Benjamin Hà (@benandrewha) | TwitterBenjamin Hà – PhD candidate, Ecology and Evolutionary Biology
Mr. Hà is a graduate student who has taken a very active role in his department and beyond to develop and promote equity, diversity, and inclusivity efforts. As a founding member of the Ecology and Evolutionary Biology Anti-Racism Task Force, Mr. Hà has played a central role in developing concrete and actionable strategic plans to combat racism and promote equity, diversity, and inclusivity within EEB. Mr. Hà has also played a significant role in developing and facilitating the CEILS workshop series, Becoming an Antiracist Educator. Further, while exploring new ideas and creative approaches for the workshops, he was inspired to spearhead the writing of a paper recommending strategies for antiracist pedagogy in and beyond the classroom. Through these efforts and others, Mr. Hà’s work and dedication is directly aiding in the transformation of the culture at UCLA in STEM to be more equitable and inclusive on the individual, department and institutional level.

Inclusive Excellence Award for efforts to promote diversity • faculty member

What Is Weight Discrimination & How Does It Affect Us? UCLA Researcher A. Janet Tomiyama Has Answers - VIRGIE TOVAR

Janet Tomiyama – Associate Professor, Department of Psychology
Dr. Tomiyama has a longstanding, rich, and varied commitment to increasing underrepresented minority student success. Representative of her many efforts to promote diversity, Dr. Tomiyama has developed a summer intensive course for URM students from community colleges who typically lack research opportunities, hindering their aspirations to pursue research careers. Through this student-centered, inquiry-based program, she provides exposure to concrete research skills, a career development workshop centered on graduate school applications, mentorship opportunities, and more. Designed with an eye toward improving access to graduate school in research psychology, Dr. Tomiyama’s course has already had significant successes, with alumni attending top tier graduate schools in psychology and other STEM fields.

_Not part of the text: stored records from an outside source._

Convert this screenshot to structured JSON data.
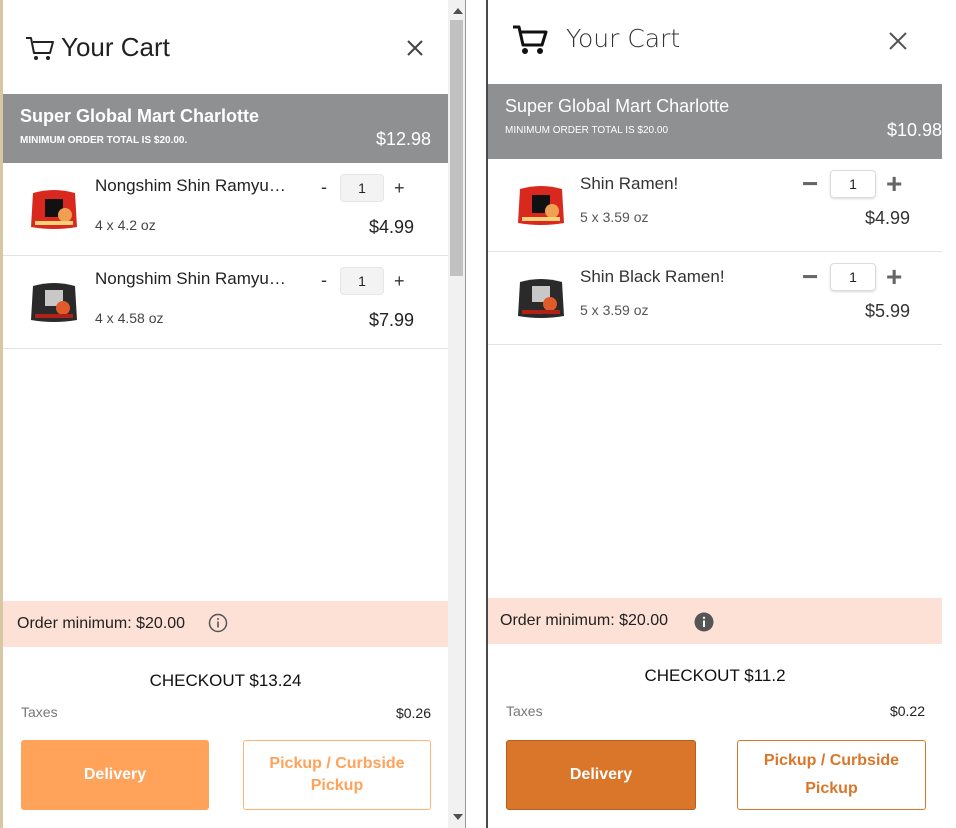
{
  "left_panel": {
    "title": "Your Cart",
    "store": {
      "name": "Super Global Mart Charlotte",
      "minimum_note": "MINIMUM ORDER TOTAL IS $20.00.",
      "subtotal": "$12.98"
    },
    "items": [
      {
        "name": "Nongshim Shin Ramyu…",
        "size": "4 x 4.2 oz",
        "qty": "1",
        "minus": "-",
        "plus": "+",
        "price": "$4.99"
      },
      {
        "name": "Nongshim Shin Ramyu…",
        "size": "4 x 4.58 oz",
        "qty": "1",
        "minus": "-",
        "plus": "+",
        "price": "$7.99"
      }
    ],
    "order_minimum": "Order minimum: $20.00",
    "checkout": "CHECKOUT $13.24",
    "taxes_label": "Taxes",
    "taxes_value": "$0.26",
    "delivery_label": "Delivery",
    "pickup_line1": "Pickup / Curbside",
    "pickup_line2": "Pickup"
  },
  "right_panel": {
    "title": "Your Cart",
    "store": {
      "name": "Super Global Mart Charlotte",
      "minimum_note": "MINIMUM ORDER TOTAL IS $20.00",
      "subtotal": "$10.98"
    },
    "items": [
      {
        "name": "Shin Ramen!",
        "size": "5 x 3.59 oz",
        "qty": "1",
        "minus": "−",
        "plus": "+",
        "price": "$4.99"
      },
      {
        "name": "Shin Black Ramen!",
        "size": "5 x 3.59 oz",
        "qty": "1",
        "minus": "−",
        "plus": "+",
        "price": "$5.99"
      }
    ],
    "order_minimum": "Order minimum: $20.00",
    "checkout": "CHECKOUT $11.2",
    "taxes_label": "Taxes",
    "taxes_value": "$0.22",
    "delivery_label": "Delivery",
    "pickup_line1": "Pickup / Curbside",
    "pickup_line2": "Pickup"
  },
  "colors": {
    "store_bar": "#8e9092",
    "banner": "#fde0d6",
    "delivery_left": "#ffa25a",
    "delivery_right": "#d9762a"
  },
  "icons": [
    "cart-icon",
    "close-icon",
    "info-icon",
    "ramen-package-icon"
  ]
}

Excellence in Research – Award Winners

Excellence in Research Award • PhD. Candidate

Neural Computation and Engineering Lab

Peter Schuette – PhD Candidate, Department of Psychology
Mr. Schuette is awarded for his paper, “Coordination of escape and spatial navigation circuits orchestrates versatile flight from threats”, Neuron 2021. Mr. Schuette and colleagues show that the hypothalamic dorsal premammillary nucleus (PMd) in mice can cause complex escapes from threats that require spatial navigation to find efficient escape routes. In contrast, other hypothalamic and brainstem nuclei tested only control simple panic-related reflexive escapes. Circuits controlling escape are known to cause panic attacks, thus studying escape mechanisms has potential translational relevance.


Excellence in Research Award • Untenured Professor

Tim O'Sullivan – Molecular Biology Institute

Timothy O’Sullivan – Assistant Professor, Microbiology, Immunology, & Molecular Genetics
Dr. O’Sullivan is awarded for his paper, “ILC1 Confer Early Host Protection at Initial Sites of Viral Infection” Cell 2017. In this impressive paper, Dr. O’Sullivan and colleagues show that a unique subset of immune cells within tissues represents the first line of defense to viral infections. Without this rapid tissue-resident immune cell response, the immune system cannot efficiently control viral replication resulting in more severe infections.



Excellence in Research Award • Tenured Professor

Soraya de Chadarevian – Professor, Institute for Society and Genetics
In “Heredity under the microscope” Dr. Chadarevian takes us on the journey of the research on human chromosomes from the 1950s to the 1980s and beyond. She weaves a fascinating story connecting chromosomes as physical and visual objects to concerns related to the atomic era and to the study of sex, crimes, and heredity.